One avenue of improvement is that we're taking roughly 50/50% of total time of each StoreUpdate::commit by first converting from DBTransaction to a RocksDB WriteBatch and then calling rocksdb_write. I don't see any plausible way for us to improve on that last step, and we will eventually pay for constructing the WriteBatch no matter how we look at it.

However, that raises a question of how much time exactly do we spend on constructing those DBTransactions in the first place?

Well, most of the time outside of rocksdb stuff actually goes into ShardTrie operations. And the reason why these take roughly as much time time as the conversion to WriteBatch is because these two operations do roughly the same sort of thing: they both allocate a copy of the value data (remember there can be as many as 20k of such pieces of data), and these allocations seem to be unavoidable in either case due to how lifetimes work out. While I haven't measured it, I also believe that most of the time in these allocations is actually going into memcpy of the data buffers, rather than the allocator overhead, so I wouldn't expect very much improvement here either.

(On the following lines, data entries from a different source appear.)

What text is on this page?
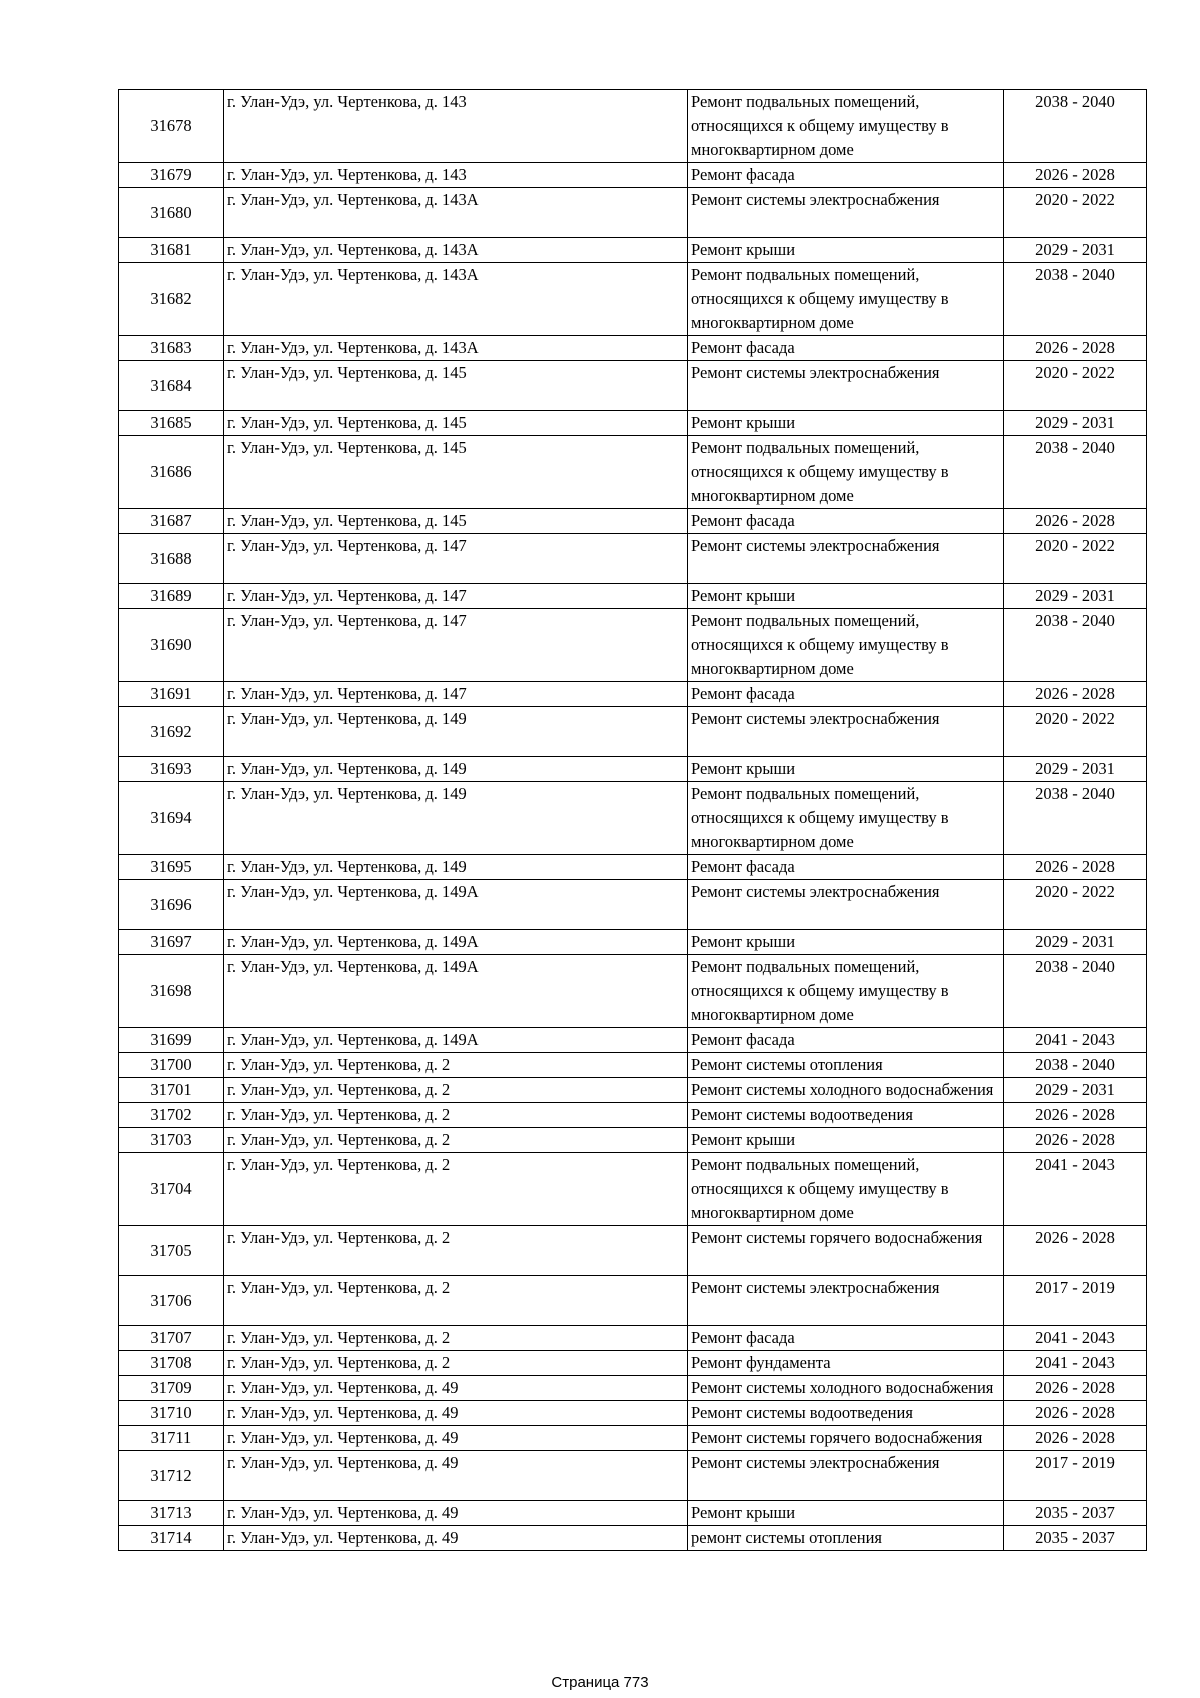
31678	г. Улан-Удэ, ул. Чертенкова, д. 143	Ремонт подвальных помещений, относящихся к общему имуществу в многоквартирном доме	2038 - 2040
31679	г. Улан-Удэ, ул. Чертенкова, д. 143	Ремонт фасада	2026 - 2028
31680	г. Улан-Удэ, ул. Чертенкова, д. 143А	Ремонт системы электроснабжения	2020 - 2022
31681	г. Улан-Удэ, ул. Чертенкова, д. 143А	Ремонт крыши	2029 - 2031
31682	г. Улан-Удэ, ул. Чертенкова, д. 143А	Ремонт подвальных помещений, относящихся к общему имуществу в многоквартирном доме	2038 - 2040
31683	г. Улан-Удэ, ул. Чертенкова, д. 143А	Ремонт фасада	2026 - 2028
31684	г. Улан-Удэ, ул. Чертенкова, д. 145	Ремонт системы электроснабжения	2020 - 2022
31685	г. Улан-Удэ, ул. Чертенкова, д. 145	Ремонт крыши	2029 - 2031
31686	г. Улан-Удэ, ул. Чертенкова, д. 145	Ремонт подвальных помещений, относящихся к общему имуществу в многоквартирном доме	2038 - 2040
31687	г. Улан-Удэ, ул. Чертенкова, д. 145	Ремонт фасада	2026 - 2028
31688	г. Улан-Удэ, ул. Чертенкова, д. 147	Ремонт системы электроснабжения	2020 - 2022
31689	г. Улан-Удэ, ул. Чертенкова, д. 147	Ремонт крыши	2029 - 2031
31690	г. Улан-Удэ, ул. Чертенкова, д. 147	Ремонт подвальных помещений, относящихся к общему имуществу в многоквартирном доме	2038 - 2040
31691	г. Улан-Удэ, ул. Чертенкова, д. 147	Ремонт фасада	2026 - 2028
31692	г. Улан-Удэ, ул. Чертенкова, д. 149	Ремонт системы электроснабжения	2020 - 2022
31693	г. Улан-Удэ, ул. Чертенкова, д. 149	Ремонт крыши	2029 - 2031
31694	г. Улан-Удэ, ул. Чертенкова, д. 149	Ремонт подвальных помещений, относящихся к общему имуществу в многоквартирном доме	2038 - 2040
31695	г. Улан-Удэ, ул. Чертенкова, д. 149	Ремонт фасада	2026 - 2028
31696	г. Улан-Удэ, ул. Чертенкова, д. 149А	Ремонт системы электроснабжения	2020 - 2022
31697	г. Улан-Удэ, ул. Чертенкова, д. 149А	Ремонт крыши	2029 - 2031
31698	г. Улан-Удэ, ул. Чертенкова, д. 149А	Ремонт подвальных помещений, относящихся к общему имуществу в многоквартирном доме	2038 - 2040
31699	г. Улан-Удэ, ул. Чертенкова, д. 149А	Ремонт фасада	2041 - 2043
31700	г. Улан-Удэ, ул. Чертенкова, д. 2	Ремонт системы отопления	2038 - 2040
31701	г. Улан-Удэ, ул. Чертенкова, д. 2	Ремонт системы холодного водоснабжения	2029 - 2031
31702	г. Улан-Удэ, ул. Чертенкова, д. 2	Ремонт системы водоотведения	2026 - 2028
31703	г. Улан-Удэ, ул. Чертенкова, д. 2	Ремонт крыши	2026 - 2028
31704	г. Улан-Удэ, ул. Чертенкова, д. 2	Ремонт подвальных помещений, относящихся к общему имуществу в многоквартирном доме	2041 - 2043
31705	г. Улан-Удэ, ул. Чертенкова, д. 2	Ремонт системы горячего водоснабжения	2026 - 2028
31706	г. Улан-Удэ, ул. Чертенкова, д. 2	Ремонт системы электроснабжения	2017 - 2019
31707	г. Улан-Удэ, ул. Чертенкова, д. 2	Ремонт фасада	2041 - 2043
31708	г. Улан-Удэ, ул. Чертенкова, д. 2	Ремонт фундамента	2041 - 2043
31709	г. Улан-Удэ, ул. Чертенкова, д. 49	Ремонт системы холодного водоснабжения	2026 - 2028
31710	г. Улан-Удэ, ул. Чертенкова, д. 49	Ремонт системы водоотведения	2026 - 2028
31711	г. Улан-Удэ, ул. Чертенкова, д. 49	Ремонт системы горячего водоснабжения	2026 - 2028
31712	г. Улан-Удэ, ул. Чертенкова, д. 49	Ремонт системы электроснабжения	2017 - 2019
31713	г. Улан-Удэ, ул. Чертенкова, д. 49	Ремонт крыши	2035 - 2037
31714	г. Улан-Удэ, ул. Чертенкова, д. 49	ремонт системы отопления	2035 - 2037
Страница 773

By subtraction, then, construction of DBTransactions themselves should then be relatively cheap, but that's a surprising conclusion given that DBTransactions also hold Vecs of data. We could explore some tricks to make sure we construct WriteBatches directly here. But that's pretty involved and the gains are debatable.

All this is to say is that I don't think we will be able to extract any appreciable wins here, unfortunately.

[nagisa]

One minor avenue of improvement:

ShardTrie stores value data as Arc<[u8]>s, but when building up a DBTransaction we allocate a fresh Vec<u8>, including for the amplitude of the reference count changes. Since we have the Arcs for data anyway, we could perhaps have DBTransaction store basically only a reference, and for reference counts, we could encode those into a on-stack buffer, since those are the same 8 bytes...

EDIT: never mind: this is complicated by the fact that the reference counts are attached to the value...

[nagisa]

An idea that we had in a call is that we don't actually need the one-big-block-finalize-transaction to block the processing of the other tasks for that block, and perhaps even the processing of parts of the next block. We could write it out in a thread. Remains to be seen how troublesome it'll be to do this, but I didn't immediately think of any major blockers to this...

[nagisa]

I'm not currently working on this anymore, so unassigning. I did make a few attempts to extract the Arc<[u8]> improvement, but I did not get enough uninterrupted time to follow through with it. This is a pretty involved refactor I think, and the wins are probably not very significant either, making this a pretty low-priority thing to work on. I did not attempt to parallelize commits. This is also a pretty involved change.

Otherwise the conclusions in the comments above stand true.